ENS El Moez (981) is the third ship of Egyptian Gowind-class corvette of the Egyptian Navy.

Development and design 

In 2014, Egypt signed a €1bn contract with Naval Group to buy four Gowind 2,500-ton corvettes with an option for two more. Separately, MBDA negotiated a contract to equip the ships with MICA vertical launch air-defense missiles and MM40 Block 3 Exocet anti-ship missiles, together worth an additional 400 million euros, while Naval Group negotiated a 100–200 million euro contract for torpedoes. Three of the corvettes are to be built locally by Alexandria Shipyardwithin a technology transfer agreement. It was apparently President Abdel Fattah el-Sisi who decided these were the ships he wanted rather than the Meko A200 being offered by German group ThyssenKrupp Marine Systems (TKMS) or the Sigma corvette proposed by Damen of the Netherlands. Egypt is in talks with France to acquire another two Gowind corvettes which, if ordered, would be produced by France in Lorient.

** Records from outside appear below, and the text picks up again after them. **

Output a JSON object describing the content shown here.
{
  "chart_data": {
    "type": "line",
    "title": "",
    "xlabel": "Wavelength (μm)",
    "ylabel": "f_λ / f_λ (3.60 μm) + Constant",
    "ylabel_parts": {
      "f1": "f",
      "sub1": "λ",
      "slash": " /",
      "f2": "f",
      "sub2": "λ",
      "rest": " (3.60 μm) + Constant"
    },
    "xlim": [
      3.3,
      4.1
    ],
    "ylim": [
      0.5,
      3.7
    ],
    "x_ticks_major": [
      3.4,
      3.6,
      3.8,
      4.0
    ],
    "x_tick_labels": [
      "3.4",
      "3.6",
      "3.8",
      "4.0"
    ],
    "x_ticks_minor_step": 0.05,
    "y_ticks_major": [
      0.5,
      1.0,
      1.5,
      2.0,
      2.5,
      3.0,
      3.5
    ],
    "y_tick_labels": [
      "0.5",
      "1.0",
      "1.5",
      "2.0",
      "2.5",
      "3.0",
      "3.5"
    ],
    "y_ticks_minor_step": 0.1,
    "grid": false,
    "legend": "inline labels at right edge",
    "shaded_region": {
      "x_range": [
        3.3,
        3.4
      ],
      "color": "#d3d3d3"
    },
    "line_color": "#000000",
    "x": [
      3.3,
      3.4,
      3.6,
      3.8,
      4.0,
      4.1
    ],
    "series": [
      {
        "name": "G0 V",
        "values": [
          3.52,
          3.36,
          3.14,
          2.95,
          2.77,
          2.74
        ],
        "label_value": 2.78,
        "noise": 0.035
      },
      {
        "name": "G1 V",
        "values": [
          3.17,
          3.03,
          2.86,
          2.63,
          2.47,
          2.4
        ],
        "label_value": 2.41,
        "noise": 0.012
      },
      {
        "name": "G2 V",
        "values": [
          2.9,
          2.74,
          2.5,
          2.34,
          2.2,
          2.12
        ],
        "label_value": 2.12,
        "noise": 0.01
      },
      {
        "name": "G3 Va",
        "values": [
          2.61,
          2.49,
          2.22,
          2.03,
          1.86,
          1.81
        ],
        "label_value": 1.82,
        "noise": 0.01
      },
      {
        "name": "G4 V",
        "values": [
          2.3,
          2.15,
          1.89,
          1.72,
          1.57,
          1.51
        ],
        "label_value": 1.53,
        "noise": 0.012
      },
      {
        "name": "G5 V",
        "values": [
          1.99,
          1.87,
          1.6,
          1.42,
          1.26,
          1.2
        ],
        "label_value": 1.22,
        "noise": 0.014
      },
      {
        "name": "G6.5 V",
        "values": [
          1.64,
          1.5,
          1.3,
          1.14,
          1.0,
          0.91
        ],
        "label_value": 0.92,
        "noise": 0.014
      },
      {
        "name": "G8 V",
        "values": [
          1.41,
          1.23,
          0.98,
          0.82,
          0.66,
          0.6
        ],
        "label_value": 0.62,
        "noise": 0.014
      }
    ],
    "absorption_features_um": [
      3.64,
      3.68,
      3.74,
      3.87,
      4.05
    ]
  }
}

In April 2015, Naval Group started cutting metal for the very first Gowind 2500 corvette, with a planned construction period of 29 months. It is the first of a series of four units that will be delivered to Egypt before 2019. The corvette's first block was laid in the dry dock in September 2015. Naval Group celebrated the launch of the first Egyptian Gowind corvette El Fateh at the Lorient naval shipyard in September 2016. El Fateh successfully concluded its first sea trials by the end of March 2017. The Egyptian Navy took delivery of the vessel in September 2017, three years after the order was placed.

Construction and career 
El Moez was laid down in July 2018 and launched on 12 May 2019 by Alexandria Shipyard in Alexandria.